I am excited to hear that the DFPT can now be computed on GPUs. I am very interested in this and would like to try it out.
I looked through the official documentation, but it didn’t seem to mention the improvements over traditional CPUs in this regard. Is there any real world examples or simple benchmark tests that could provide more details?
I have access to 4 V100 16GB GPUs, which are a bit dated but seem to meet the minimum requirement of OpenMP GPU offloading 7.0 compute capability. I’d like to give it a try as well (though the system size may not be too large).
Edit: I tried the examples in tests/gpu_omp/Input, it seems oncv psp is not supported yet, only paw etc. Will paw support eph calculation?
There is still no official publication about the GPU+DFPT capabilities of Abinit.
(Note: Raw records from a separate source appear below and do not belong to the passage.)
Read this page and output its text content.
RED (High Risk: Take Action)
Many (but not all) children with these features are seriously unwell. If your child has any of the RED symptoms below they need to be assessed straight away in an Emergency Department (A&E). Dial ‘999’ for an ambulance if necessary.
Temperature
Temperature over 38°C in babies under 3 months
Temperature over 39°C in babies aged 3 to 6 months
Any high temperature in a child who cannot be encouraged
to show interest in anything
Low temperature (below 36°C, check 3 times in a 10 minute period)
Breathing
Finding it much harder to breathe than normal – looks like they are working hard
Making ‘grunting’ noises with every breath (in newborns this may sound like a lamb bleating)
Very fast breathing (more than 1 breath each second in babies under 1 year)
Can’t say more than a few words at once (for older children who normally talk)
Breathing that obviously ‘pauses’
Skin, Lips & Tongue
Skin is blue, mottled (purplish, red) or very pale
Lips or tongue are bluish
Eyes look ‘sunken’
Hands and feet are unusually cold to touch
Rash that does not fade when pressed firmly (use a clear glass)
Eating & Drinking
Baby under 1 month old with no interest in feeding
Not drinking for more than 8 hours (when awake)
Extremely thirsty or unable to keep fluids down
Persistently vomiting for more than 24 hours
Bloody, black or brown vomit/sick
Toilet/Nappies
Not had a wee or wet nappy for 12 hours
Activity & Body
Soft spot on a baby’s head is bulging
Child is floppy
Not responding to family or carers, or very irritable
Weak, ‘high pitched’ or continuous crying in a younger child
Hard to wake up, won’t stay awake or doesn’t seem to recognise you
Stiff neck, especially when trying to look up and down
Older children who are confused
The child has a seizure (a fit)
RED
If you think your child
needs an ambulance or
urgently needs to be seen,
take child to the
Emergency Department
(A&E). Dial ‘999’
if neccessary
Of course we have made tests but these benchmarks have not been published.
For DFPT, you cannot expect the same speed-up GPU/CPU as for ground state calculations because a DFPT run is made of a lot of small calculations, and because the MPI parallelism is already efficient for it. Also it depends strongly on the system you are looking at and on the perturbation type.
For example, on a 32 atom cell of gold we obain a speed-up of 3 or 4 between CPU and GPU for a phonon computation (note that the metric is a compute node on a supercomputer.
Note also that you need a “double precision” GPU device (i.e. a supercomputer, not a laptop).
The larger the system size is the higher the speedup.
I’m suprised to learn that is doesnt work with norm-conserving pseudopotentials. Which test case did you run?
Last question : eph is still not available with PAW.
Yes, the performance improvement using GPU on the ground state is quite obvious. I tried my material under the ONCV psp, and the speed was improved by about 5 times, compared to a 4 cpu nodes. The hardware is Xeon sliver 4316 and V100 GPU. But only when we use fftalg 401 and wfoptalg 114. However, for DFPT, the case using PAW is not as obvious.
My research system is a semiconductor containing transition metal elements and heavy metal elements. Since this system is still under investigation, I cannot publicly share the calculation files. However, I am looking for a similar example to repeat the investigation and see if the reason for ONCV being unable to use DFPT still persists. I will upload the files once I have them.